UK watchdog proposes stricter rules for ‘finfluencers

The UK’s financial regulator has proposed new guidance governing how financial products can be marketed on social media platforms to limit what it described as “significant consumer harm” from unsuitable and illegal promotions.

In a consultation that began on Monday, the Financial Conduct Authority said its new consumer duty — which requires banks, insurers and other financial companies to provide good outcomes for customers — will be applied to social media posts.

“We’ve seen a growing number of ads falling short of the guidance we have in place to stop consumer harm,” said Lucy Castledine, director of consumer investments at the FCA. “For those touting products illegally, we will be taking action against you.”

The watchdog expressed concerns about “finfluencers” promoting risky products to their mass followings, as well as companies using social media celebrities to promote services they may not even understand.

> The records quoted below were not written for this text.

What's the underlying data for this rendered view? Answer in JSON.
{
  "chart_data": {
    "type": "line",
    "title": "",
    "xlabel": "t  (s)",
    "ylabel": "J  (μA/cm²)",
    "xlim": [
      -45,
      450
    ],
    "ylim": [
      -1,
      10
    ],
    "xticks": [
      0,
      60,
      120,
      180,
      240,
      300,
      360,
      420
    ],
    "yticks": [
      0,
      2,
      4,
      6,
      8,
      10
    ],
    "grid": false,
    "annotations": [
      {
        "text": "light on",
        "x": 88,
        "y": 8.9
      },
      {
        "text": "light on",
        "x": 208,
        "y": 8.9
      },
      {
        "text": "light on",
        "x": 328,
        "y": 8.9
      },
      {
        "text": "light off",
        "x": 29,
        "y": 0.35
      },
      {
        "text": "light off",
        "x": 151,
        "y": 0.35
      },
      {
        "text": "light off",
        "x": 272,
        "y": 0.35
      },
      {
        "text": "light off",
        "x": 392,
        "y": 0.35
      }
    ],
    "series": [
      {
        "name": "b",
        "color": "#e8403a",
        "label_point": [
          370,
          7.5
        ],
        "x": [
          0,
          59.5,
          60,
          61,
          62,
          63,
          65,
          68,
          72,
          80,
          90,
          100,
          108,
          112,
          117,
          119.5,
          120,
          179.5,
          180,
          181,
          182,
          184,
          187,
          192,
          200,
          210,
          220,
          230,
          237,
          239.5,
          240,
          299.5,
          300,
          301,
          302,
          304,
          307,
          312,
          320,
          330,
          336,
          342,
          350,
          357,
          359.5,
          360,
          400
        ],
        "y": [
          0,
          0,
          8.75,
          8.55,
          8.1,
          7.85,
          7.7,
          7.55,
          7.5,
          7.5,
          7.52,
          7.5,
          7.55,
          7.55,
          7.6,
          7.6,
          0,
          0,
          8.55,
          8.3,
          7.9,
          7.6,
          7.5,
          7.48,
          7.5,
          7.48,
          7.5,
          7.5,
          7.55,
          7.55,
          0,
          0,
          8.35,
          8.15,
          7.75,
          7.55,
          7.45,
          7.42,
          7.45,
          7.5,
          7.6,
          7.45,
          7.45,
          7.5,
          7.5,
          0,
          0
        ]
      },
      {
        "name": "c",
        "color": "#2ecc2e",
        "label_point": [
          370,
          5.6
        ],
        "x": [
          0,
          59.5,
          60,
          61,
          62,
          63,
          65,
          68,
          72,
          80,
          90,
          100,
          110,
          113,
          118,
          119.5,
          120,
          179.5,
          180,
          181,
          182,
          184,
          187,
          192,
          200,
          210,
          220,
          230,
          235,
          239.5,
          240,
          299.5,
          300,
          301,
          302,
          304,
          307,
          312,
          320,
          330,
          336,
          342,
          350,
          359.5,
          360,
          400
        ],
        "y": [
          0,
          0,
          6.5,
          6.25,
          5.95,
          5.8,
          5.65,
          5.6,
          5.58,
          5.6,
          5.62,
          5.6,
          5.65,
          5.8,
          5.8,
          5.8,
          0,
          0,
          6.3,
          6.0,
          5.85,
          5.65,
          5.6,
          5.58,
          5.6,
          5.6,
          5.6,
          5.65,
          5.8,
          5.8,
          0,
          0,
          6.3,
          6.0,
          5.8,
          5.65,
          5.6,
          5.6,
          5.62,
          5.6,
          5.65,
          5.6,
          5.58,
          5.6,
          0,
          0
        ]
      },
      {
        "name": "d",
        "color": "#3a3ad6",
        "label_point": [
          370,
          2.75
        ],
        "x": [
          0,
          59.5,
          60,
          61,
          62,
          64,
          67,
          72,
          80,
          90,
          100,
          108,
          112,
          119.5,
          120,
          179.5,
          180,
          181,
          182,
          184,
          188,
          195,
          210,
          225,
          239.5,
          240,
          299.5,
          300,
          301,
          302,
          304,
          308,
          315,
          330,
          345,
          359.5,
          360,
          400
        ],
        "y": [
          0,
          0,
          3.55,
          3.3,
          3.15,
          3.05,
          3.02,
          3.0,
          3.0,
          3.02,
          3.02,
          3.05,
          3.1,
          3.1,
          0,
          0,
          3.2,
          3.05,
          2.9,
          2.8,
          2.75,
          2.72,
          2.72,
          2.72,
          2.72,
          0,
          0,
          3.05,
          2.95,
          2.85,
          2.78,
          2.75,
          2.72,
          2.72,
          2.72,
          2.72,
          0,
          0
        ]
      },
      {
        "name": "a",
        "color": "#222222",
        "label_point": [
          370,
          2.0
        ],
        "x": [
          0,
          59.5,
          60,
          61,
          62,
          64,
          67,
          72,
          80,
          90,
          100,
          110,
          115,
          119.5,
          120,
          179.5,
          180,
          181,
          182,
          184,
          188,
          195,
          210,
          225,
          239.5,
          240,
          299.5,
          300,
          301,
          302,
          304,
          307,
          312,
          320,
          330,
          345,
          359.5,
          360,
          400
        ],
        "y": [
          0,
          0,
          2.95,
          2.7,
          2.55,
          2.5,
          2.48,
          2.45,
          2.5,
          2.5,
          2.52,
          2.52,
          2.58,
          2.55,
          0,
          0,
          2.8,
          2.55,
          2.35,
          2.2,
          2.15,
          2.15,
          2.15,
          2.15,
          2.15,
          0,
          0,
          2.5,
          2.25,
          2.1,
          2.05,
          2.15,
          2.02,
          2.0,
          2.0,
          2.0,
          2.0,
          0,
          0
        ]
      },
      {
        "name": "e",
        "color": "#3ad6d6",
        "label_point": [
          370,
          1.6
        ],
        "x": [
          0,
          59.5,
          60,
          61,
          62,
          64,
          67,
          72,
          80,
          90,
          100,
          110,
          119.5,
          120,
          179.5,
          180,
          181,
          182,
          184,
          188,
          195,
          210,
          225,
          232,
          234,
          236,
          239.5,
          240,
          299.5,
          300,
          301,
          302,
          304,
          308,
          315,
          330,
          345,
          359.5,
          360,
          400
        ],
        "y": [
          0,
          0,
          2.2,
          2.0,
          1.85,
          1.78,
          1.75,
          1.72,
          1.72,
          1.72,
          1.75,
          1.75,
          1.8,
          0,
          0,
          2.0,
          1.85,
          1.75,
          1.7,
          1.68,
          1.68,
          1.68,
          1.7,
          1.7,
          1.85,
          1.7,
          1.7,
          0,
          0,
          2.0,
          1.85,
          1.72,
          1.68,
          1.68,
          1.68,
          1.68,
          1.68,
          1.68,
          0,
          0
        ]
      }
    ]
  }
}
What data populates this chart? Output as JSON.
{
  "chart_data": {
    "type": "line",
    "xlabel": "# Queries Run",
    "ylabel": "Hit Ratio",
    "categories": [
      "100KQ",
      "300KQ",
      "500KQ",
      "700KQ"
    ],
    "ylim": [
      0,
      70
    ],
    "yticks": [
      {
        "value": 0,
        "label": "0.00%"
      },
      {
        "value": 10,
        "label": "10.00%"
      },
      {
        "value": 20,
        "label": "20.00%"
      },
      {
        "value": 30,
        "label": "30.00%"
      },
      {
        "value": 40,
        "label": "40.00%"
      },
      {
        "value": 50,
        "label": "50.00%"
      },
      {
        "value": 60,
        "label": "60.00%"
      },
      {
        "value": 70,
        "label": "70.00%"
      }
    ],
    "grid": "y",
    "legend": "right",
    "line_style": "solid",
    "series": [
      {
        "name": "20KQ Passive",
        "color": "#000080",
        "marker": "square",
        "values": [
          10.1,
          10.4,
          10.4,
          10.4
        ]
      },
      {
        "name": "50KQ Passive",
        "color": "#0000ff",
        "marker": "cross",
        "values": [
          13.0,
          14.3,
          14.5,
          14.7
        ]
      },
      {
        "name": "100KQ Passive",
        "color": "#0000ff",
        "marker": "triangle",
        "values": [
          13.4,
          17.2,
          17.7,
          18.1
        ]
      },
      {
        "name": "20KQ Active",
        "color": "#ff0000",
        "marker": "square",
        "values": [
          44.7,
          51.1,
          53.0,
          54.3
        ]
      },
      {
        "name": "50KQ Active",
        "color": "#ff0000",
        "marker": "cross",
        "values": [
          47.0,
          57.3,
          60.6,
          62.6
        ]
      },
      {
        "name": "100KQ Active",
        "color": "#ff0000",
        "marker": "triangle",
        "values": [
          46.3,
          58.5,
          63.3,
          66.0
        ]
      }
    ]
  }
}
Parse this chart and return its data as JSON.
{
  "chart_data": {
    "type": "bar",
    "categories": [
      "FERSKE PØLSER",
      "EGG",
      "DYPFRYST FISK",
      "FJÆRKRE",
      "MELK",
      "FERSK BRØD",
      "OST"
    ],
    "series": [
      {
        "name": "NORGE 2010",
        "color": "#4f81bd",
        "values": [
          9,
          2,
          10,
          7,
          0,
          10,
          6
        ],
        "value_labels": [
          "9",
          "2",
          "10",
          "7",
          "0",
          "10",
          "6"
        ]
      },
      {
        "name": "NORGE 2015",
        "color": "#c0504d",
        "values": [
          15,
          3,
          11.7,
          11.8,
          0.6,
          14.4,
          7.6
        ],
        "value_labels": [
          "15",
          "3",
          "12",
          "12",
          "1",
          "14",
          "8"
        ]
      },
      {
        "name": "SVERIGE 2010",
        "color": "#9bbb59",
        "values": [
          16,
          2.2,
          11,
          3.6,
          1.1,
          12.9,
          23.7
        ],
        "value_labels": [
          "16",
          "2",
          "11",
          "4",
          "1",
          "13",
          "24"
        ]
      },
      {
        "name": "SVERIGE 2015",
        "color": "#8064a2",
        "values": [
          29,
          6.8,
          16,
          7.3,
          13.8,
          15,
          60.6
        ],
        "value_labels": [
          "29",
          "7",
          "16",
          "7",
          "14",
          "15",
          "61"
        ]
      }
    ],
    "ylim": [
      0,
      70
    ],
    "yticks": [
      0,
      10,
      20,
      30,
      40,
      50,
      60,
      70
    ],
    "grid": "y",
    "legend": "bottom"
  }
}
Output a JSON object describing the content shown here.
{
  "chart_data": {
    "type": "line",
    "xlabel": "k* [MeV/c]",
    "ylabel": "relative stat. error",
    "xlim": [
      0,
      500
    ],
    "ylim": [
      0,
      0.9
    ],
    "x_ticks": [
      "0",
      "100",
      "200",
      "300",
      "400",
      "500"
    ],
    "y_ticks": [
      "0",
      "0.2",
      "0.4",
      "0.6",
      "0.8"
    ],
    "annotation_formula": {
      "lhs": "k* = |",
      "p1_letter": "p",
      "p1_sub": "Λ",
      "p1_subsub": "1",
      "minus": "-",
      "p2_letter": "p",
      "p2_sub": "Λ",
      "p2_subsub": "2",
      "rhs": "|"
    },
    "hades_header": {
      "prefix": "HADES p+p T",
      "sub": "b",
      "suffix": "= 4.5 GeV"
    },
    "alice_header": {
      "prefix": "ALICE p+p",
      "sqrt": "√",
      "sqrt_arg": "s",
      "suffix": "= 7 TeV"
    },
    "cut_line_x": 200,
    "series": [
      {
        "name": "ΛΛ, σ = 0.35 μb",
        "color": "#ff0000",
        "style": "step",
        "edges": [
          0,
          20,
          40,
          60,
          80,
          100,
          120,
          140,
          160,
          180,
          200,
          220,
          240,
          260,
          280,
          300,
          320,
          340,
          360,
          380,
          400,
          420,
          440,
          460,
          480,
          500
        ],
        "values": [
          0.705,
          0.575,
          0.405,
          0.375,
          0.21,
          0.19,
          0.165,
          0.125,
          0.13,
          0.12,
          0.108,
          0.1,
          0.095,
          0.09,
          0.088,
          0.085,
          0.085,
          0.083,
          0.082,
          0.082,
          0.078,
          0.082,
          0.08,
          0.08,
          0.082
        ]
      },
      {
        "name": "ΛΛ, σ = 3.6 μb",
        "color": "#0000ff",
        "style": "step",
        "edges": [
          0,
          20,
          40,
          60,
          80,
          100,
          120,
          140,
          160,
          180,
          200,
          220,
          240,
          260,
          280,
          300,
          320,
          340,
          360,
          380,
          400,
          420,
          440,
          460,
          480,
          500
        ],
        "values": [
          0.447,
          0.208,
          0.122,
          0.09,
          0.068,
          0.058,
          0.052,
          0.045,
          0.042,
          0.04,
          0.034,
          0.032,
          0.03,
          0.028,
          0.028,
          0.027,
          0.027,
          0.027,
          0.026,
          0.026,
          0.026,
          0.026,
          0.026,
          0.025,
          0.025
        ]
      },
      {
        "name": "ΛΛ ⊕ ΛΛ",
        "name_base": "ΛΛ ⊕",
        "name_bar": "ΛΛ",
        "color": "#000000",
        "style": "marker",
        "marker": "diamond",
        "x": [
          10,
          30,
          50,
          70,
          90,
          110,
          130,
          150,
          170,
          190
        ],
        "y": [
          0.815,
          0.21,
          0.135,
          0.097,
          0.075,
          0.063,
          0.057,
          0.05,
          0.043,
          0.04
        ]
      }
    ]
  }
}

“Consumers exhibit high levels of trust in ‘finfluencers’, but their advice can often be misleading,” said the FCA. “Often these influencers have little knowledge of what they’re promoting. This lack of expertise is reflected in the large number of promotions that are either illegal or non-compliant.”

The FCA cited research from consultancy MRM which found that almost three quarters of young people say they trust information provided by social media influencers. A 2021 survey by the watchdog found that almost 60 per cent of under-40s who had invested in high-risk products said they based their decisions on social media posts and the news.

The regulator said that under its proposals, companies would be expected to monitor how their affiliate links are used by influencers to ensure they are communicating responsibly with customers.

The FCA added that memes and similar content, which are commonly used to promote high-risk cryptocurrency investments, would also be subject to the proposed new rules.

Digital assets have faced growing scrutiny in the UK, with crypto fraud losses reaching £306mn in the 12 months to March 2023, more than 40 per cent higher than the previous year.

The FCA currently regulates only for money-laundering compliance but separate rules governing the marketing of digital currencies, including banning bonuses for referring friends, will come into effect on October 8.

The FCA said its proposed social media rules would also apply to non-UK companies if their financial promotions were available to UK consumers, which could have an impact on large crypto exchanges based in other jurisdictions.

According to the regulator advertisements for buy now, pay later services — a popular form of short-term interest-free credit — as well as debt counselling, peer-to-peer lending and personal loans could all fall under the proposed new regulations.

The FCA’s announcement comes as the Online Safety Bill moves through the House of Lords. The long awaited legislation will impose a “duty of care” on large online platforms to protect users from fraud, including investment scams and other negative content.

The regulator’s wider consumer duty regime, which comes into force at the end of this month, has been met with concern by financial services bosses, who have privately warned it could trigger a wave of spurious lawsuits and create a large administrative burden. City minister Andrew Griffith has also privately criticised the reform, according to people familiar with the matter.

The FCA consultation on social media marketing ends on September 11 and the new guidance will be finalised later in 2023.